[WIP] Read The Logs
• 3 min read
When you work on a micro reasonable-sized service, you inevitably talk to neighboring teams and your service talks to other serives. Of course, every single developer is a bearer of unique knowledge about the system and interactions between the systems. One can't possibly know all the details and nuances of their own service, not even mentioning the whole service fleet.
Imagine yourself a scenario: you're on-call over a weekend, it's some time close to midnight, and, of course, you get paged. The situation is dire, it's not a monitoring alert. It's a customer-reported issue that's been open for weeks now, and the customer wants it fixed! The issue's been forwarded between teams without significant progress and no one understands what exactly is wrong. You've got the incident only because they think that it might be slightly related to your area of expertise. Just a bit. A teeny-tiny bit. At least, they know that the affected functionality sends requests to or receives responses from your service. Since the incident hasn't had an input from your team, they send it to you so that they could present some traction to the angry customer. You, on the other hand, don't believe that the problem originates from your service. So, it's not your problem, right?
FALSE!
It is your problem now. #more What if I told you that you can be the engineer that solves this puzzle and finds the root cause? Get recognition by the managers, the senior leadership, the customers and finally get that long ago deserved promotion. Sounds cool, huh? But you have to have a very particular set of skills.
Very Particular Set of Skills
The set is small: {read code, read logs}
. But each one of those goes deep down the rabbit hole. It's relatively easy to read logs & code of your own service - you work on it every day. But there's a lot to learn about other services. Why even bother with learning it? Easy: to get shit done. I'm not a big fan of working on Saturday nights but on-call is on-call. Can you redirect this incident to some other team? Most probably. Do you want to do it? Hell yeah! But will you? Not really. What's gonna happen if you send it away immediately? It'll wonder around for a bit and will return again (true story). Let's look into the issue, maybe it'll go away.
With lots of swearing you dive deep into the incident comments to find the description and some repro data. You search your logs for the given timestamp and user ids. All looks fine. You process the request, you do some magic, you send the request downstream, you return a response to the user.
record scratch sound
Wait, what? You sent it downstream? Okay, you found that there's something weird happening in the downstream service. What are we going to do? Redirect the incident to this downstream service? Sounds good, it's a problem on their end, nothing to do with us. But can we do something better than just get rid of it? Of course!

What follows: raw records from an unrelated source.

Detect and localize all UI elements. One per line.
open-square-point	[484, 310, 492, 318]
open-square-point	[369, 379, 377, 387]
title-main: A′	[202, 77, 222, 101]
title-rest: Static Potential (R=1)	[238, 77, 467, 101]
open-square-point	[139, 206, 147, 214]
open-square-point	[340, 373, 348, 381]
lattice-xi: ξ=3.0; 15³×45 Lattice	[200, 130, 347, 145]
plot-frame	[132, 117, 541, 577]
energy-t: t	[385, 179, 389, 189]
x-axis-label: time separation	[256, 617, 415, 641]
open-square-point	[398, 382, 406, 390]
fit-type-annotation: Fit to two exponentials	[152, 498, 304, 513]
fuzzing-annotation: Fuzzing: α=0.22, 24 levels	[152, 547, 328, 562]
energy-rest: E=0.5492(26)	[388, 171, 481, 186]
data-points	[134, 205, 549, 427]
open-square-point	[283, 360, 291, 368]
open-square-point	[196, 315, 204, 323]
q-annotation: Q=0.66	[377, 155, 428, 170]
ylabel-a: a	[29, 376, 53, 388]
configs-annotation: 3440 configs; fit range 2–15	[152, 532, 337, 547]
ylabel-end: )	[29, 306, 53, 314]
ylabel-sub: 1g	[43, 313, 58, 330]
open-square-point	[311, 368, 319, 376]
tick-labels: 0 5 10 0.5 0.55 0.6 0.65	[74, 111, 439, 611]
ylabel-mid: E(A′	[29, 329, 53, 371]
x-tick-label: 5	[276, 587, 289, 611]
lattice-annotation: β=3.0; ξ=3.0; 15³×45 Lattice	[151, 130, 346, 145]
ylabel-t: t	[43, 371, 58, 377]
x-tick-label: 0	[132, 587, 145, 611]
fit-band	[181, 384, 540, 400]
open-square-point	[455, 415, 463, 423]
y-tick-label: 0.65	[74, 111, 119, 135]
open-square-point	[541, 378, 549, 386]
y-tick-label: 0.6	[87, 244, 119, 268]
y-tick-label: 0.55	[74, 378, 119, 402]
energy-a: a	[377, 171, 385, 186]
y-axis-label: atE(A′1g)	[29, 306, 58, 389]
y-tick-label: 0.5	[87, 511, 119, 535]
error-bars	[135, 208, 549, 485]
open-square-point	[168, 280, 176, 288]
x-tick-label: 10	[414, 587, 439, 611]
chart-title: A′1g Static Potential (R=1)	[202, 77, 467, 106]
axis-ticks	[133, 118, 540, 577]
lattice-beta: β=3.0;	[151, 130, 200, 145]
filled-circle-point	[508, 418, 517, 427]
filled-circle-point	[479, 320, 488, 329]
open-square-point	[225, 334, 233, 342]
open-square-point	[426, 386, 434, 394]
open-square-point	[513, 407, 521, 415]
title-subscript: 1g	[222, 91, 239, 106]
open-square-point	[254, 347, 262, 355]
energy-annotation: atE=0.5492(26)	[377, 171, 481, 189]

Let's open their logs! We know the timestamp, we know the request id, we know basically everything to identify the lines that we need! Let's get some shit done. We search for the call, we try to find anything strange - it's not that hard, the logs are written in plain English after all.
GOTCHA!
They receive some weird crap from the storage that breaks the user flow. Here we don't need to go any deeper (but we can, of course). We've just made sure that the issue isn't on our side. We made an extra step or walked an extra mile, whatever. We've got the shit done. Let's write the report, attach everything we have and finally go to sleep.